At evening’s end, there was call we should do this again. Monthly? Maybe relocate next time to the larger center on the hill, The Boy pointed to vaguely, where we’d get a larger audience, maybe, where other people could hear these amazing words. And there were some strong, deeply felt words in that small, gathering and intimate room. T was amazing. Two of the other sisters who read were dope, one doing poems currently being adapted into a theater piece.
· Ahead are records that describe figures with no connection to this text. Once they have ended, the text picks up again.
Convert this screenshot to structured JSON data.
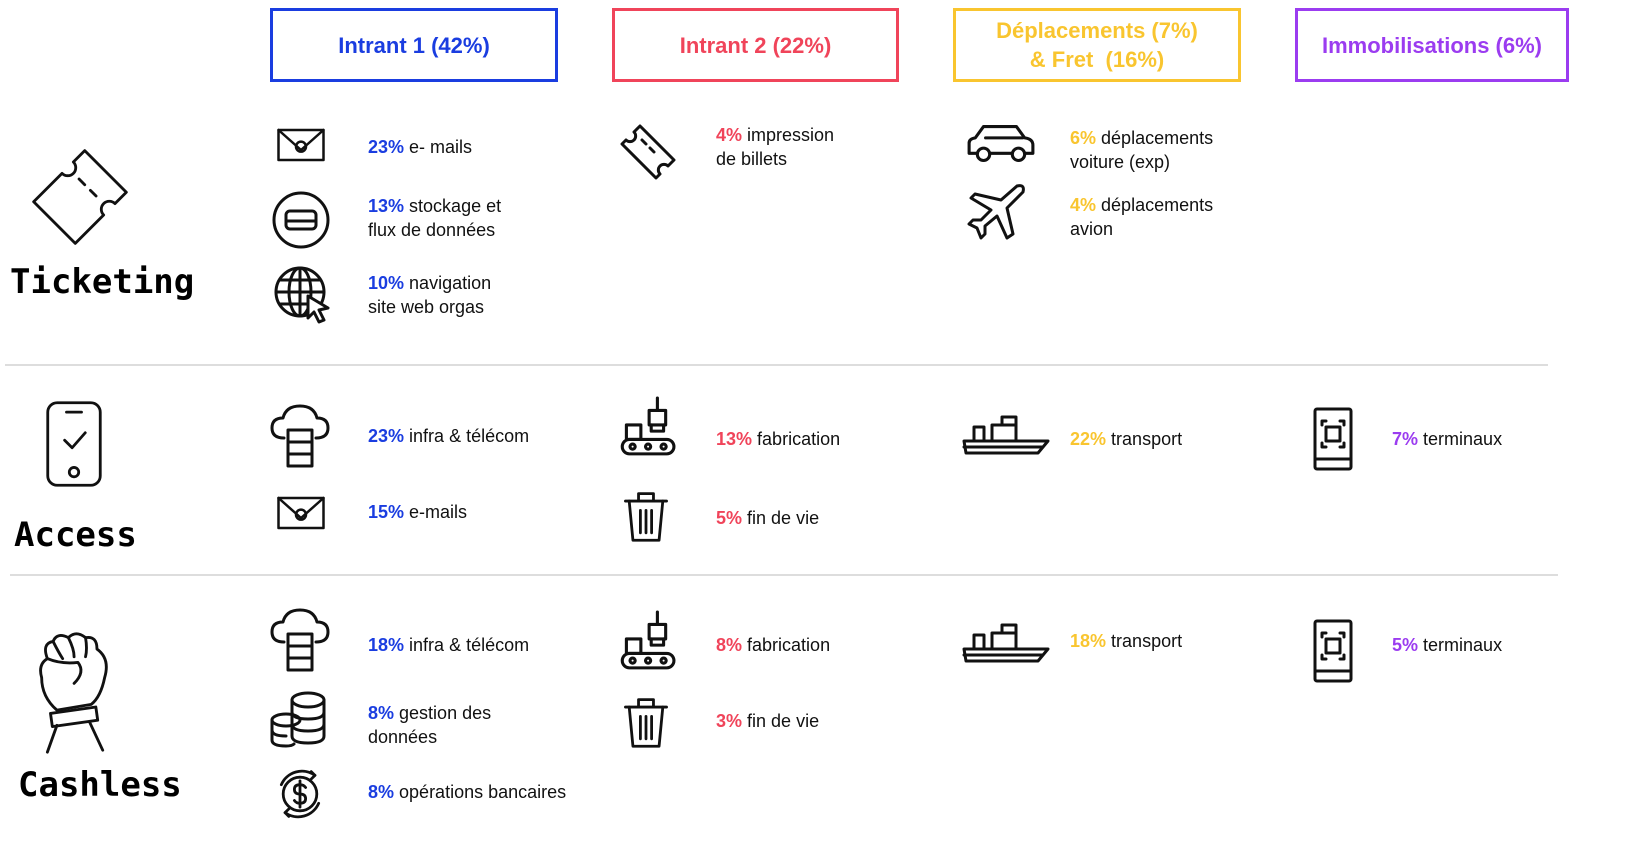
{
  "columns": [
    {
      "lines": [
        "Intrant 1 (42%)"
      ]
    },
    {
      "lines": [
        "Intrant 2 (22%)"
      ]
    },
    {
      "lines": [
        "Déplacements (7%)",
        "& Fret  (16%)"
      ]
    },
    {
      "lines": [
        "Immobilisations (6%)"
      ]
    }
  ],
  "rows": [
    {
      "label": "Ticketing",
      "cells": [
        [
          {
            "pct": "23%",
            "lines": [
              "e- mails"
            ]
          },
          {
            "pct": "13%",
            "lines": [
              "stockage et",
              "flux de données"
            ]
          },
          {
            "pct": "10%",
            "lines": [
              "navigation",
              "site web orgas"
            ]
          }
        ],
        [
          {
            "pct": "4%",
            "lines": [
              "impression",
              "de billets"
            ]
          }
        ],
        [
          {
            "pct": "6%",
            "lines": [
              "déplacements",
              "voiture (exp)"
            ]
          },
          {
            "pct": "4%",
            "lines": [
              "déplacements",
              "avion"
            ]
          }
        ],
        []
      ]
    },
    {
      "label": "Access",
      "cells": [
        [
          {
            "pct": "23%",
            "lines": [
              "infra & télécom"
            ]
          },
          {
            "pct": "15%",
            "lines": [
              "e-mails"
            ]
          }
        ],
        [
          {
            "pct": "13%",
            "lines": [
              "fabrication"
            ]
          },
          {
            "pct": "5%",
            "lines": [
              "fin de vie"
            ]
          }
        ],
        [
          {
            "pct": "22%",
            "lines": [
              "transport"
            ]
          }
        ],
        [
          {
            "pct": "7%",
            "lines": [
              "terminaux"
            ]
          }
        ]
      ]
    },
    {
      "label": "Cashless",
      "cells": [
        [
          {
            "pct": "18%",
            "lines": [
              "infra & télécom"
            ]
          },
          {
            "pct": "8%",
            "lines": [
              "gestion des",
              "données"
            ]
          },
          {
            "pct": "8%",
            "lines": [
              "opérations bancaires"
            ]
          }
        ],
        [
          {
            "pct": "8%",
            "lines": [
              "fabrication"
            ]
          },
          {
            "pct": "3%",
            "lines": [
              "fin de vie"
            ]
          }
        ],
        [
          {
            "pct": "18%",
            "lines": [
              "transport"
            ]
          }
        ],
        [
          {
            "pct": "5%",
            "lines": [
              "terminaux"
            ]
          }
        ]
      ]
    }
  ]
}
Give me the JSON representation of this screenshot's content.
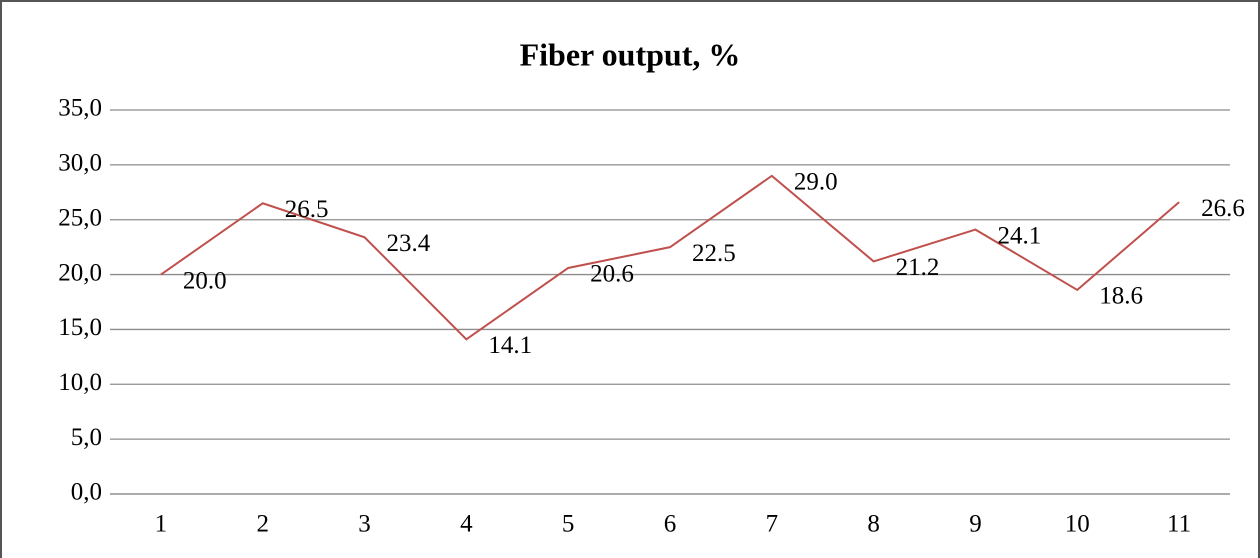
{
  "chart_data": {
    "type": "line",
    "title": "Fiber output, %",
    "categories": [
      "1",
      "2",
      "3",
      "4",
      "5",
      "6",
      "7",
      "8",
      "9",
      "10",
      "11"
    ],
    "series": [
      {
        "name": "Fiber output",
        "color": "#c0504d",
        "values": [
          20.0,
          26.5,
          23.4,
          14.1,
          20.6,
          22.5,
          29.0,
          21.2,
          24.1,
          18.6,
          26.6
        ],
        "value_labels": [
          "20.0",
          "26.5",
          "23.4",
          "14.1",
          "20.6",
          "22.5",
          "29.0",
          "21.2",
          "24.1",
          "18.6",
          "26.6"
        ]
      }
    ],
    "ylim": [
      0,
      35
    ],
    "yticks": [
      {
        "value": 0,
        "label": "0,0"
      },
      {
        "value": 5,
        "label": "5,0"
      },
      {
        "value": 10,
        "label": "10,0"
      },
      {
        "value": 15,
        "label": "15,0"
      },
      {
        "value": 20,
        "label": "20,0"
      },
      {
        "value": 25,
        "label": "25,0"
      },
      {
        "value": 30,
        "label": "30,0"
      },
      {
        "value": 35,
        "label": "35,0"
      }
    ],
    "grid": true
  }
}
I looked at my phone and felt relieved. We were done before 9. The poets and audience wandered back out into the night. T and I sat in the car waiting for The Boy to lock up the center and ride with us back to the bay. He mentioned one club, then another. T wasn’t interested, I barely wanted to do the poetry event in the first place. The girl with him said nothing. But we just drove back to Oakland. The Boy pointing to one venue, then another, picking up his monologue pretty much where he’d left it. Did he like the poems he heard T and I do? I think so. Of all his words spilled, he had few about us.

We dropped him and his girl off a block or so away from where we picked them up earlier. The girl kindly said goodnight and thanked us. The Boy said nothing, just got out. T made a U-turn and I watched them standing before a closed restaurant, dark and foreboding. They didn’t walk in any direction, just stood there. They looked up at the name above the awning like tourists.